Common Causes of Shin Splints

Overuse injuries are commonly seen in athletes who increase their intensity or duration of activity. It is common in runners who are running longer than they ever have before or increasing their hill running. It is common with impact sports with quick changes in direction, such as tennis or basketball. Marathon runners are commonly injured due to their volume of training mileage.

Shin Splint Risk Factors

In addition to over training, several risk factors include:

Jumping activities, running with worn out shoes, overpronation – or excessive collapse of the foot arch during walking or running.

The foot normally flattens out slightly during running or walking, however, excessive collapse of the arch is called overpronation. The excessive movement causes increased stress on the muscles and tendons of the lower leg, eventually causing an overuse injury of the lower leg muscles, resulting in shin splints.

Here are 4 effective ways you can treat shin splints from home, when they occur:

1) Get Some Tape

Using a bandage or special sleeve that fits comfortably over the lower leg region, helps to reduce pain and swelling. Furthermore, it bolsters your tissue area, improving flexibility and good conditioning around the adjoining muscles.

Ensure that you work gingerly, never hurriedly (that’s if the pain permits you). You can use a walking stick if the pain seems unbearable. This stimulates healthy blood to the damaged tissue area and also removes surplus fluid caused by the swelling. Remember to get the help of a licensed physician, if this proves to be ineffective. Also, take special care to avoid collection agencies, like afni collections, in the event of a medical billing mistake.

2) Use an insole

Shin splints happen because of the continuous jarring of your joints and shins during intensive workouts or heavy impact activities. When you have shin splints, start wearing a padded insole with your shoes. This has been known to offer great relief. A padded sole helps to cushion the blow of your foot every time it thumps on the ground, especially on hard or uneven surfaces. You can get insoles at specialty stores or at the sports section of any other store.

3) Ice Treatments

Ice therapy reduces swellings and inflammation fast and is a reliable method that will provide relief from shin pain. Break ice in a towel and apply on the affected area for 10-15 minutes every day. Do this dutifully at least 3 times daily. If you do not want it to affect your other activities or chores, use an ice pack held in place with an elastic bandage. Never apply directly to your skin; it does more harm than good! If you are having trouble, finding the specific tools for the job, you can turn to the kitchen for a solution to your throbbing splint, by opting for a bag of frozen legumes or vegetables. They work as well.

4) Pop the Painkillers and Rest Up

Taking Aspirin, Acetaminophen and ibuprofen with water will help relieve shin pain, by reducing swellings and inflamed muscles. These painkillers, along with rest, gradually help return your body to full activity. Pregnant women or nursing moms need to check in with their doctors first before using these medications, as they are known to have possible side effects.

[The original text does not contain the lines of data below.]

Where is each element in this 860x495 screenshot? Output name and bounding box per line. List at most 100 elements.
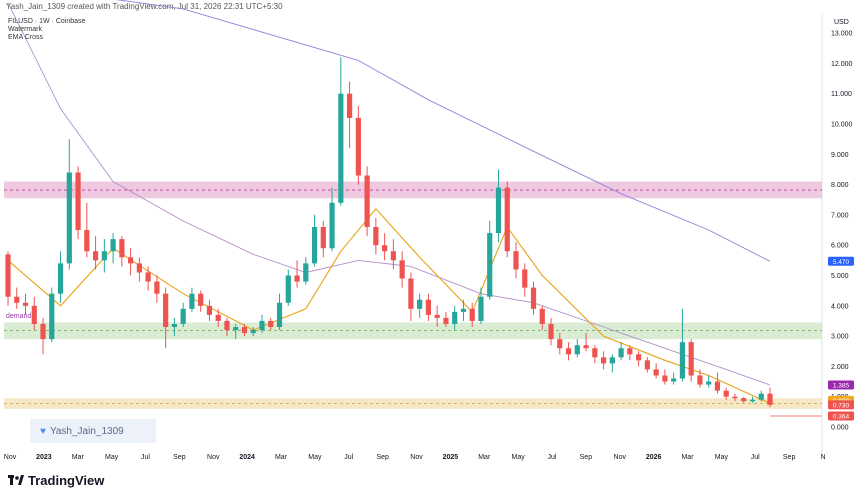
candle-body (171, 323, 178, 328)
y-tick-label: 10.000 (831, 122, 853, 129)
candle-body (583, 345, 589, 349)
y-tick-label: 2.000 (831, 364, 849, 371)
x-tick-label: 2024 (239, 454, 255, 461)
candle-body (5, 254, 11, 297)
candle-body (592, 348, 598, 358)
candle-body (206, 305, 213, 315)
candle-body (119, 239, 125, 258)
candle-body (285, 275, 291, 303)
candle-body (636, 354, 642, 361)
x-tick-label: Mar (72, 454, 85, 461)
candle-body (189, 293, 195, 309)
x-tick-label: Sep (376, 454, 389, 461)
footer: TradingView (0, 465, 860, 495)
candle-body (460, 308, 467, 312)
candle-body (495, 187, 502, 234)
candle-body (627, 348, 633, 355)
candle-body (618, 348, 624, 358)
y-tick-label: 12.000 (831, 61, 853, 68)
y-tick-label: 0.000 (831, 425, 849, 432)
candle-body (443, 317, 449, 324)
candle-body (706, 381, 712, 385)
x-tick-label: May (512, 454, 526, 461)
candle-body (723, 390, 729, 397)
candle-body (417, 299, 423, 309)
candle-body (382, 245, 388, 252)
tradingview-logo[interactable]: TradingView (8, 473, 104, 488)
x-tick-label: Mar (275, 454, 288, 461)
candle-body (40, 323, 46, 340)
candle-body (49, 293, 55, 340)
y-tick-label: 4.000 (831, 303, 849, 310)
candle-body (478, 296, 484, 321)
candle-body (548, 323, 554, 340)
candle-body (644, 360, 650, 370)
x-tick-label: May (308, 454, 322, 461)
candle-body (504, 187, 510, 252)
candle-body (425, 299, 432, 315)
candle-body (434, 314, 440, 318)
x-tick-label: Sep (580, 454, 593, 461)
x-tick-label: May (105, 454, 119, 461)
candle-body (609, 357, 615, 364)
candle-body (110, 239, 116, 252)
watermark-label[interactable]: Watermark (8, 26, 42, 33)
symbol-label[interactable]: FILUSD · 1W · Coinbase (8, 18, 86, 25)
candle-body (128, 257, 134, 264)
candle-body (741, 398, 747, 402)
candle-body (679, 342, 686, 379)
y-tick-label: 11.000 (831, 91, 852, 98)
candle-body (101, 251, 107, 261)
candle-body (758, 393, 764, 400)
candle-body (565, 348, 572, 355)
candle-body (14, 296, 20, 303)
x-tick-label: Mar (478, 454, 491, 461)
indicator-label[interactable]: EMA Cross (8, 34, 44, 41)
candle-body (250, 330, 256, 334)
candle-body (671, 378, 677, 382)
candle-body (530, 287, 537, 309)
candle-body (653, 369, 659, 376)
candle-body (84, 230, 90, 252)
candle-body (714, 381, 721, 391)
plot-background (4, 14, 822, 455)
x-tick-label: Nov (614, 454, 627, 461)
legend: FILUSD · 1W · Coinbase Watermark EMA Cro… (8, 18, 85, 42)
x-tick-label: Nov (207, 454, 220, 461)
x-tick-label: 2025 (443, 454, 459, 461)
candle-body (346, 93, 353, 118)
y-tick-label: 6.000 (831, 243, 849, 250)
price-label-text: 0.730 (833, 402, 850, 409)
candle-body (574, 345, 580, 355)
candle-body (513, 251, 519, 270)
y-tick-label: 13.000 (831, 31, 853, 38)
ema-slow-line (7, 2, 771, 386)
demand-zone-label: demand (6, 313, 32, 320)
y-tick-label: 8.000 (831, 182, 849, 189)
candle-body (311, 227, 318, 264)
price-label-badge (828, 256, 854, 266)
x-tick-label: Mar (681, 454, 694, 461)
candle-body (329, 202, 335, 249)
chart-header: Yash_Jain_1309 created with TradingView.… (0, 0, 860, 14)
watermark-text: Yash_Jain_1309 (49, 425, 124, 437)
x-tick-label: Jul (548, 454, 557, 461)
y-tick-label: 5.000 (831, 273, 849, 280)
candle-body (487, 233, 493, 297)
candle-body (75, 172, 81, 231)
y-tick-label: 3.000 (831, 334, 849, 341)
candle-body (233, 327, 239, 331)
x-tick-label: Sep (783, 454, 796, 461)
candle-body (355, 117, 361, 176)
candle-body (338, 93, 344, 203)
x-tick-label: 2023 (36, 454, 52, 461)
candle-body (198, 293, 204, 306)
y-tick-label: 9.000 (831, 152, 849, 159)
candle-body (241, 327, 248, 334)
candle-body (154, 281, 160, 294)
x-tick-label: Nov (410, 454, 423, 461)
candle-body (408, 278, 414, 309)
x-tick-label: N (820, 454, 825, 461)
x-tick-label: Jul (751, 454, 760, 461)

Remember that the seriousness of each shin splint case determines the level of treatment to be applied to each leg. You should stop and try your doctor for a more accurate diagnosis, if there are no improvements within a week. Go to to learn how to avoid credit issues or other debt agencies, by correcting any medical insurance mistakes that may occur (on the part of the hospital).


It is important to wear proper footwear. Not all running shoes are equal or appropriate for every runner. Some shoes provide better arch support than others. Specialty running stores will watch you run and properly correct your level of pronation with specific shoes.